Iman Khan, MD1, Hira Hanif, MD1, Shefali Amin, DO, MSEd2, Jesus Salas Noain, MD1, John Altomare, MD1, Nirav Shah, MD1 1Reading Hospital Tower Health, Reading, PA; 2Reading Hospital, Reading, PA
Introduction: Leiomyomas represent less than 1 % of esophageal neoplasms yet constitute 67% of the benign esophageal tumors. These may be single or multiple, generally presenting most frequently between ages 20-50 with dysphagia. They are usually slow growing tumors; however, giant leiomyomas can grow rapidly. The mainstay of treatment is resection or enucleation by conventional thoracotomy or thoracoscopy. However, for giant symptomatic esophageal leiomyomas, esophagectomy remains an option.
Case Description/Methods: We present the case of a 37-year-old female with a past medical history of long-standing dysphagia reportedly diagnosed with achalasia on endoscopy 10 years ago in Barbados who presented with progressively worsening dysphagia and regurgitation.

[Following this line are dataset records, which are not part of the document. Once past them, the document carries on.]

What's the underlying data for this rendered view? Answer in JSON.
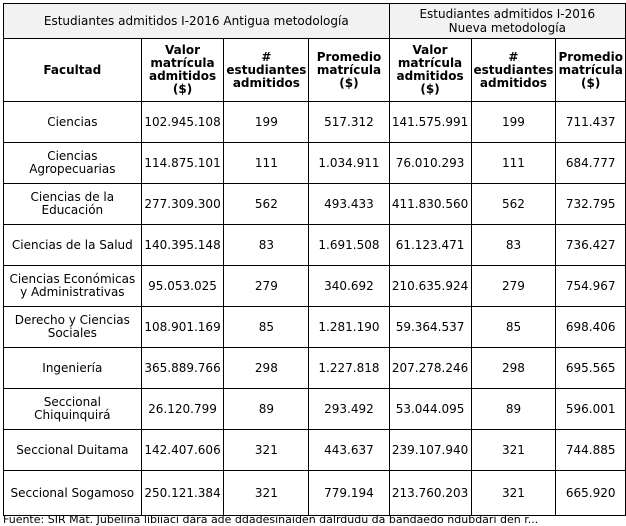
{
  "table": {
    "group_old": "Estudiantes admitidos I-2016 Antigua metodología",
    "group_new_line1": "Estudiantes admitidos I-2016",
    "group_new_line2": "Nueva metodología",
    "headers": {
      "facultad": "Facultad",
      "valor_old": "Valor matrícula admitidos ($)",
      "num_old": "# estudiantes admitidos",
      "prom_old": "Promedio matrícula ($)",
      "valor_new": "Valor matrícula admitidos ($)",
      "num_new": "# estudiantes admitidos",
      "prom_new": "Promedio matrícula ($)"
    },
    "rows": [
      {
        "facultad": "Ciencias",
        "valor_old": "102.945.108",
        "num_old": "199",
        "prom_old": "517.312",
        "valor_new": "141.575.991",
        "num_new": "199",
        "prom_new": "711.437"
      },
      {
        "facultad": "Ciencias Agropecuarias",
        "valor_old": "114.875.101",
        "num_old": "111",
        "prom_old": "1.034.911",
        "valor_new": "76.010.293",
        "num_new": "111",
        "prom_new": "684.777"
      },
      {
        "facultad": "Ciencias de la Educación",
        "valor_old": "277.309.300",
        "num_old": "562",
        "prom_old": "493.433",
        "valor_new": "411.830.560",
        "num_new": "562",
        "prom_new": "732.795"
      },
      {
        "facultad": "Ciencias de la Salud",
        "valor_old": "140.395.148",
        "num_old": "83",
        "prom_old": "1.691.508",
        "valor_new": "61.123.471",
        "num_new": "83",
        "prom_new": "736.427"
      },
      {
        "facultad": "Ciencias Económicas y Administrativas",
        "valor_old": "95.053.025",
        "num_old": "279",
        "prom_old": "340.692",
        "valor_new": "210.635.924",
        "num_new": "279",
        "prom_new": "754.967"
      },
      {
        "facultad": "Derecho y Ciencias Sociales",
        "valor_old": "108.901.169",
        "num_old": "85",
        "prom_old": "1.281.190",
        "valor_new": "59.364.537",
        "num_new": "85",
        "prom_new": "698.406"
      },
      {
        "facultad": "Ingeniería",
        "valor_old": "365.889.766",
        "num_old": "298",
        "prom_old": "1.227.818",
        "valor_new": "207.278.246",
        "num_new": "298",
        "prom_new": "695.565"
      },
      {
        "facultad": "Seccional Chiquinquirá",
        "valor_old": "26.120.799",
        "num_old": "89",
        "prom_old": "293.492",
        "valor_new": "53.044.095",
        "num_new": "89",
        "prom_new": "596.001"
      },
      {
        "facultad": "Seccional Duitama",
        "valor_old": "142.407.606",
        "num_old": "321",
        "prom_old": "443.637",
        "valor_new": "239.107.940",
        "num_new": "321",
        "prom_new": "744.885"
      },
      {
        "facultad": "Seccional Sogamoso",
        "valor_old": "250.121.384",
        "num_old": "321",
        "prom_old": "779.194",
        "valor_new": "213.760.203",
        "num_new": "321",
        "prom_new": "665.920"
      }
    ]
  },
  "footnote": "Fuente: SIR Mat. Jubelina libiiaci dara ade ddadesinaiden dalrdudu da bandaedo ndubdari den r..."
}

She was being managed conservatively with soft, liquid diet. Over the past several years she had progressive worsening of her dysphagia, to both solids and liquids, despite adhering to a soft diet so she decided to come to the for treatment. She underwent an upper endoscopy which revealed a significantly dilated and tortuous distal esophagus, with tight gastroesophageal junction (GEJ) and grade 4 candida esophagitis. This was followed by a CT scan of the chest that showed moderately dilated esophagus with severely thickened distal esophageal wall and diffuse wall thickenings across thoracic esophagus. These findings were consistent with achalasia, and she was evaluated by cardiothoracic surgery and deemed an appropriate candidate for Heller myotomy with Dor fundoplication. Shockingly during her procedure, it was found that the distal 15 cm of esophagus was invested with a massive circumferential ill-defined mass with a wall thickness of more than 3 cm. The procedure was converted to open distal esophagectomy with gastroesophageal anastomosis with feeding jejunostomy. Biopsy was consistent with leiomyomatosis. On her one-month post op follow up her swallowing had improved significantly; she was tolerating the general diet and the jejunal tube was removed.
Discussion: Delayed diagnosis can lead to slow and then rapid growth of leiomyomas leading to more aggressive treatment routes, as observed in this case, where the patient required esophagectomy. Patients presenting with progressive dysphagia to solids must undergo evaluation to rule out tumor or malignancy. If endoscopy and barium study are inconclusive, CT scan and endoscopic ultrasound (EUS) should be considered as both can highlight uniform density of the mass arising within the esophageal wall.
Figure: Barium esophagram showing narrowing of the distal esophagus with dilation of the mid and proximal esophagus
Disclosures:
Iman Khan indicated no relevant financial relationships.
Hira Hanif indicated no relevant financial relationships.
Shefali Amin indicated no relevant financial relationships.
Jesus Salas Noain indicated no relevant financial relationships.
John Altomare indicated no relevant financial relationships.
Nirav Shah indicated no relevant financial relationships.
Iman Khan, MD1, Hira Hanif, MD1, Shefali Amin, DO, MSEd2, Jesus Salas Noain, MD1, John Altomare, MD1, Nirav Shah, MD1. P3292 - Pseudoachalasia Secondary to Esophageal Leiomyomatosis, ACG 2023 Annual Scientific Meeting Abstracts. Vancouver, BC, Canada: American College of Gastroenterology.